Kennedy Wilson is on track to complete another 1,000 apartments in Dublin by 2024, with demand and rents for new developments exceeding his pre-Covid business plans, McMorrow said speaking to investment analysts during a visit to Dublin last week.
McMorrow said occupancy at the company’s Clancy Quay site – the largest single apartment building in Dublin – has reached 97 percent.
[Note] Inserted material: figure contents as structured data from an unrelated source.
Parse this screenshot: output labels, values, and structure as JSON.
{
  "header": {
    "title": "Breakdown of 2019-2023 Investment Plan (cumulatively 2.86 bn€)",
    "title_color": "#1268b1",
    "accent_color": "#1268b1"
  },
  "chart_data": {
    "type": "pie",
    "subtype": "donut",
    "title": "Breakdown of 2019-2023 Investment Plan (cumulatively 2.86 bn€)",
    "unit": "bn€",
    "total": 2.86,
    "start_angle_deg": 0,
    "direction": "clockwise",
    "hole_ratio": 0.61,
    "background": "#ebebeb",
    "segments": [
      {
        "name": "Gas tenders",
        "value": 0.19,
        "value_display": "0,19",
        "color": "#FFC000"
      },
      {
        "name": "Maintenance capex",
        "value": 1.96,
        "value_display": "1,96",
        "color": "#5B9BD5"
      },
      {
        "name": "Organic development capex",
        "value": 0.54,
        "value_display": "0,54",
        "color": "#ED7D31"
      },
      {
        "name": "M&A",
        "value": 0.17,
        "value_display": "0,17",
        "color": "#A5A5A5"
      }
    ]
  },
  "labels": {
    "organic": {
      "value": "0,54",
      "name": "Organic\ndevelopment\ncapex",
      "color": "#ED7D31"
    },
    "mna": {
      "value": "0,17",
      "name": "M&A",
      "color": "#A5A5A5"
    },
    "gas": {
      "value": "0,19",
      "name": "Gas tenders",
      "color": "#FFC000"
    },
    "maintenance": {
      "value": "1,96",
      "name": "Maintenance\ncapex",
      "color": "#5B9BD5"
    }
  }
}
The company is also building major developments at Hanover Quay and Coopers Cross in Docklands and Kildare Street.
The Hanover Quay building has been let to fintech firm Fiserv in recent weeks, while the near-completed office development on Kildare Street is “on offer at 75 per cent to rent above business plan,” he said.
“We have three big projects going on here right now,” he said. “We made a decision early in Covid that we are going to continue the construction pipeline – and it turned out to be a really, really sensible decision because we are now completing things at a time when there are known supply chain issues. “
The firm started “buying out” materials when it started projects up to two years ago, he said.
“And we stored these materials in the place where we built. So we had no significant supply chain issues or cost overruns.”
McMorrow’s colleague Kennedy Wilson, President Mary Ricks, was also optimistic about the company’s other major Irish investment, the Shelbourne Hotel on St Stephen’s Green.
“We are very pleased with the booking in Dublin,” said Ricks. “We are here in Dublin. We’ve been here for a week and the city is buzzing. There is a lot of energy. And we’re really excited about the occupancy and performance of our multi-family properties, and we expect it to just keep going.
“As for the Shelbourne, it’s the same comment. I mean, it’s great to see the Shelbourne is super busy.”
Ricks said that by the end of March the hotel was making “approximately $1 million a month” in net operating income (NOI), a profitability metric used in the hotel sector to show revenue after expenses are paid.
About 50 percent of rooms at the Shelbourne were sold out for the rest of the year, she said.
“In the hotel world, that’s a great base to increase your rate,” she said, adding that the ailing euro has seen an influx of American tourists, with about 68 percent of room bookings currently coming from America.
“And that really hasn’t been the case since March 2020. So we’re very excited to see where the Shelbourne is going. We expect it to be at least €10m NOI this year and we could top that,” she said.
Ricks was similarly optimistic about the company’s housing developments in the city.
“We see rental growth. And I think as you see our development pipeline getting done, we’re building really top notch apartments with lots of amenities.
“So we’re seeing these market rents continue to rise, and I think we can certainly really put our NOI into our new development projects,” she said.